La commune de Thorame-Haute a été sollicitée pour le prêt de notre statue de Jeanne d'Arc, conservée dans l’église Saint-Georges, à l’occasion d’une exposition organisée à la cathédrale Saint-Jérôme de Digne, du vendredi 3 juillet au mercredi 30 septembre 2026.
L’exposition sera inaugurée le vendredi 3 juillet à 17h30.
Notre statue quittera pour un temps le silence de l’église pour rejoindre d’autres témoignages d’histoire présentés lors de cette exposition.

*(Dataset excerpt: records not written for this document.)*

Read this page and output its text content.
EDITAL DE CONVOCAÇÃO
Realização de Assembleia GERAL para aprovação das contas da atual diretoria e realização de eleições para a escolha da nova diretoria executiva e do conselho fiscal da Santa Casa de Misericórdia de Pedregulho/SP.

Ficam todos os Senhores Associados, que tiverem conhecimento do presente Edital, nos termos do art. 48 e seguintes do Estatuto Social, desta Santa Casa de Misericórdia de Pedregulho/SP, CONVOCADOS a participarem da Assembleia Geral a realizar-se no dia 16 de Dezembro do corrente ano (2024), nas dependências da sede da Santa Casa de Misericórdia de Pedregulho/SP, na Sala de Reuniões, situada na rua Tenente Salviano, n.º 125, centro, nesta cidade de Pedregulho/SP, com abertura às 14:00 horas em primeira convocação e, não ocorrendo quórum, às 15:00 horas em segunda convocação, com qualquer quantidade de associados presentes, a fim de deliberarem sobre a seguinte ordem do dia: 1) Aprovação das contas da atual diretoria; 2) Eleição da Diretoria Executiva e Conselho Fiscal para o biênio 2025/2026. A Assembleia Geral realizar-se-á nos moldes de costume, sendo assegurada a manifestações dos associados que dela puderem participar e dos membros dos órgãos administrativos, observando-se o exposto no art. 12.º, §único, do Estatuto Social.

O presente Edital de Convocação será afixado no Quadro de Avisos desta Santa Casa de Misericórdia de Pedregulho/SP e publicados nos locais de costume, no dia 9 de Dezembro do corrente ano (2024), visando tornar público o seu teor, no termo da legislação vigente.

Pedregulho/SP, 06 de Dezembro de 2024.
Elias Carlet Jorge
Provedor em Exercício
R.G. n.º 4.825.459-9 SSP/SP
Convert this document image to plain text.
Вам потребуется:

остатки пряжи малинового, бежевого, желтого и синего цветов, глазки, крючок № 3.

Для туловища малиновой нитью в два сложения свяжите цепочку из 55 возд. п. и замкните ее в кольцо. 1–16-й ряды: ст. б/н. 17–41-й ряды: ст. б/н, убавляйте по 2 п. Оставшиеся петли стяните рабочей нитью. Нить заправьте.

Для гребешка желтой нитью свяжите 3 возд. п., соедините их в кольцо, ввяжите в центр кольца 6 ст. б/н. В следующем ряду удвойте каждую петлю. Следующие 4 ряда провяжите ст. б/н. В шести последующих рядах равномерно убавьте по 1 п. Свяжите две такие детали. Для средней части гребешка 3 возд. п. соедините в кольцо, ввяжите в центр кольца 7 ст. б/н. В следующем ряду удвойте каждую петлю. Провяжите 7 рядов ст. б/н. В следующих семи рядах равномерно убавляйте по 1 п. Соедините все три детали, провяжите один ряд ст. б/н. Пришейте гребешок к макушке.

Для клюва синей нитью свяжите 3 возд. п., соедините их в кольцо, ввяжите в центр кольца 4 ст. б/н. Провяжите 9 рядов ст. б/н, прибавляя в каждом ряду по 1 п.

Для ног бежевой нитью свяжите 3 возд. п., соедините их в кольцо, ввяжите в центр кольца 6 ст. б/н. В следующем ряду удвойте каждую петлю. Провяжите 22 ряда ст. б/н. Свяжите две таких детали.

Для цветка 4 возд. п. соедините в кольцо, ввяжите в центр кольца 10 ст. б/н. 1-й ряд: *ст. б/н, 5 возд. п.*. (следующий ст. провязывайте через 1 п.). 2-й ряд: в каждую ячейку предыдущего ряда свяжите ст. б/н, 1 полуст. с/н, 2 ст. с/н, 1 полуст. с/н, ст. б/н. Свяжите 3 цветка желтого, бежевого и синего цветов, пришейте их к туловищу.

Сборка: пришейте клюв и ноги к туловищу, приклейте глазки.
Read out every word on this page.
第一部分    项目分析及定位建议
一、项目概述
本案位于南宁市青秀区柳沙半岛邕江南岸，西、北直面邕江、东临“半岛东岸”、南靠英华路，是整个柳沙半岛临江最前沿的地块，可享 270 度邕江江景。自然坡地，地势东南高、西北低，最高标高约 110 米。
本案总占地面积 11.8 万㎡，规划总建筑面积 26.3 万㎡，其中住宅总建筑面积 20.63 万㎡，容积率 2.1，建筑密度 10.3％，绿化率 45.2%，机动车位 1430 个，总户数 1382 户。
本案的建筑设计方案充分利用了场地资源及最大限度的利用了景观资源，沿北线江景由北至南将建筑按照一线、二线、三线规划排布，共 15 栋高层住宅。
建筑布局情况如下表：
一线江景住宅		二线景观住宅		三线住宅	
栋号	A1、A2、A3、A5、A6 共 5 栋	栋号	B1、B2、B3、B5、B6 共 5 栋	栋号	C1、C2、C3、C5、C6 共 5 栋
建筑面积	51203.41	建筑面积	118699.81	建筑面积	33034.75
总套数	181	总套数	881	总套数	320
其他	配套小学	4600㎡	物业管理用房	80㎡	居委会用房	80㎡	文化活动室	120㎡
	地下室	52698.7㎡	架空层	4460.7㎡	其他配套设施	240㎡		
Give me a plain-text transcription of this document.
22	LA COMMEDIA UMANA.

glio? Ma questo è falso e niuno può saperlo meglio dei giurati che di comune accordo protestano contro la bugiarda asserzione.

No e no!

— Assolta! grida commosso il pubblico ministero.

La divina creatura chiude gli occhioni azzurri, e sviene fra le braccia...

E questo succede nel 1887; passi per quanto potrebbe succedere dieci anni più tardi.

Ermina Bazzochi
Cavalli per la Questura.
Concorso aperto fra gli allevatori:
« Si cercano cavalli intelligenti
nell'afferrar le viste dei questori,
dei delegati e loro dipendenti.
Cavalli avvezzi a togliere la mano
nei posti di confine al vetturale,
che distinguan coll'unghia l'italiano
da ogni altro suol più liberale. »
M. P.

Ce geste, simple en apparence, nous relie à une figure qui, depuis des siècles, occupe une place particulière dans l’histoire de la France et dans la mémoire des Français.
On peut se demander quel lien existe entre Jeanne d’Arc et un village du Haut Verdon ?
Pour le comprendre, il faut revenir en arrière, à une époque où le royaume de France n’était pas celui que nous connaissons aujourd’hui.
En 1429, le pays est fragilisé par la guerre, divisé, incertain. Paris lui-même n’est pas sous l’autorité du roi. C’est dans ce monde instable qu’apparaît une jeune fille, née à Domrémy, aux confins du royaume et du duché de Lorraine. Elle arrive à un moment où tout peut encore basculer dans ce conflit.
Un jour elle entend des voix qui lui demandent de rejoindre le dauphin pour qu'il monte sur le trône et devenir Charles VII. Pour concrétiser cet engagement moral, elle traverse une partie du royaume, de Domrémy jusqu’à Chinon, dans des conditions incertaines, au cœur d’un pays en guerre afin de se mettre au service du roi.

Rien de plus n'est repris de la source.